Making the header { position:fixed } in a basic
<header></header>
<article></article>
<footer></footer>
layout, causes some quirks, since the article now starts at top = 0 such that its content is hidden by the header. A common workaround is to set the article's padding or margin equals to the header height. And here lays the problem: Assuming some header size is risky. Javascript can be used to measure the header heigth and set the padding accordingly, but this is not pure css. Duplicating the header with { visibility: hidden, position: initial } is the best pure CSS solution I found:
http://codepen.io/parkerbennett/pen/lzqEH
or here at position fixed header in html (@James in a comment)
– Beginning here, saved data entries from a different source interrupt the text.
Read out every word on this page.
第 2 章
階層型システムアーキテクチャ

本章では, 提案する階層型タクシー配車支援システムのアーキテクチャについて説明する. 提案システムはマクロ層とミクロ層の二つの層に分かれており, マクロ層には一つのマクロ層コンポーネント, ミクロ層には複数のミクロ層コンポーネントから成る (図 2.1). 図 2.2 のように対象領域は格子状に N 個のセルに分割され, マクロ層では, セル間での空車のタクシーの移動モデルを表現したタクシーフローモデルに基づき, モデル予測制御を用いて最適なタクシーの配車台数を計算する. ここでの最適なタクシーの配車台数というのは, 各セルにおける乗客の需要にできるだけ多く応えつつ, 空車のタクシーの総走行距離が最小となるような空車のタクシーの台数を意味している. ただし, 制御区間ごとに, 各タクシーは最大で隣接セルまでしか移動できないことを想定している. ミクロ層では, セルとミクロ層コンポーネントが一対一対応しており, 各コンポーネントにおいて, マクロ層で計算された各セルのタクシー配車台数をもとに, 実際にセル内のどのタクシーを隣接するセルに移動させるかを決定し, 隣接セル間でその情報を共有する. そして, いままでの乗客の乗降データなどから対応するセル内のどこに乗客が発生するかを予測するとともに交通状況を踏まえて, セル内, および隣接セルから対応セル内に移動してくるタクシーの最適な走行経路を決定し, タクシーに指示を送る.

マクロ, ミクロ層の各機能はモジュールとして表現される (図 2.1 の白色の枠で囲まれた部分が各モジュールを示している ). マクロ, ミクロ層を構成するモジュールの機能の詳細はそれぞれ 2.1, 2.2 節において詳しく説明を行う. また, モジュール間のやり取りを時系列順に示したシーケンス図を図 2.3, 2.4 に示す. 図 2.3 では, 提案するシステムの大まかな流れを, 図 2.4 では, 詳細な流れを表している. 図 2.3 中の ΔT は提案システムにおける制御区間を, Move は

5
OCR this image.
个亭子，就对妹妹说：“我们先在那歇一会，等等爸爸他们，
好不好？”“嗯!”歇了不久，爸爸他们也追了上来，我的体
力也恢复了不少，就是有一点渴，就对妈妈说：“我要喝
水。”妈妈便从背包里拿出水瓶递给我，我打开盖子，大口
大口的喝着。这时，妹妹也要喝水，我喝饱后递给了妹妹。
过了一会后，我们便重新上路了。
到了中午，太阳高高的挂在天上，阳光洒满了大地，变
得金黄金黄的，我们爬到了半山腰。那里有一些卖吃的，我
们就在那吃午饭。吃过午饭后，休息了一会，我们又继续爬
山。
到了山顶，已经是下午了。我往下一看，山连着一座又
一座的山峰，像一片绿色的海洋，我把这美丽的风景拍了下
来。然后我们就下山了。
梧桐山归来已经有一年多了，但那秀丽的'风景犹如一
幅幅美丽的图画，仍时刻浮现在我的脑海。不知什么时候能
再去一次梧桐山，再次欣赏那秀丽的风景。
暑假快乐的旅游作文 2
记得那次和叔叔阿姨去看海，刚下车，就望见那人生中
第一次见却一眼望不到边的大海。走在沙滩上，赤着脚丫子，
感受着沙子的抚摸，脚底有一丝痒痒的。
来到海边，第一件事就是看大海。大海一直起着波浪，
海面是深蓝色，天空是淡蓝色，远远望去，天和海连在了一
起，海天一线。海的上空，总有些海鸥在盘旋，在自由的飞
Question: In the year 2017, is there a pure CSS (no JS) solution without duplicating the header, that avoids this workaround?
I came up with this flex solution, but it is not perfect and therefore does not beat the workaround above (which from user perspective is perfect):
<html>
<head>
<title>lab</title>
<style>
/* reset */
body, div {
padding: 0;
margin: 0;
}
body {
display: flex;
flex-direction: column;
}
article {
display: flex;
flex: 1;
overflow: auto;
}
</style>
</head>
<body>
<header>header text</header>
<article>
scrollable text
</article>
<footer>footer content</footer>
</body>
</html>
The problem here is, the scrollbar does not go over the full browser window height, but only along the article height.
I also thought about using CSS3 calc() but we cannot measure the height of the header and use this as margin inside the article-css.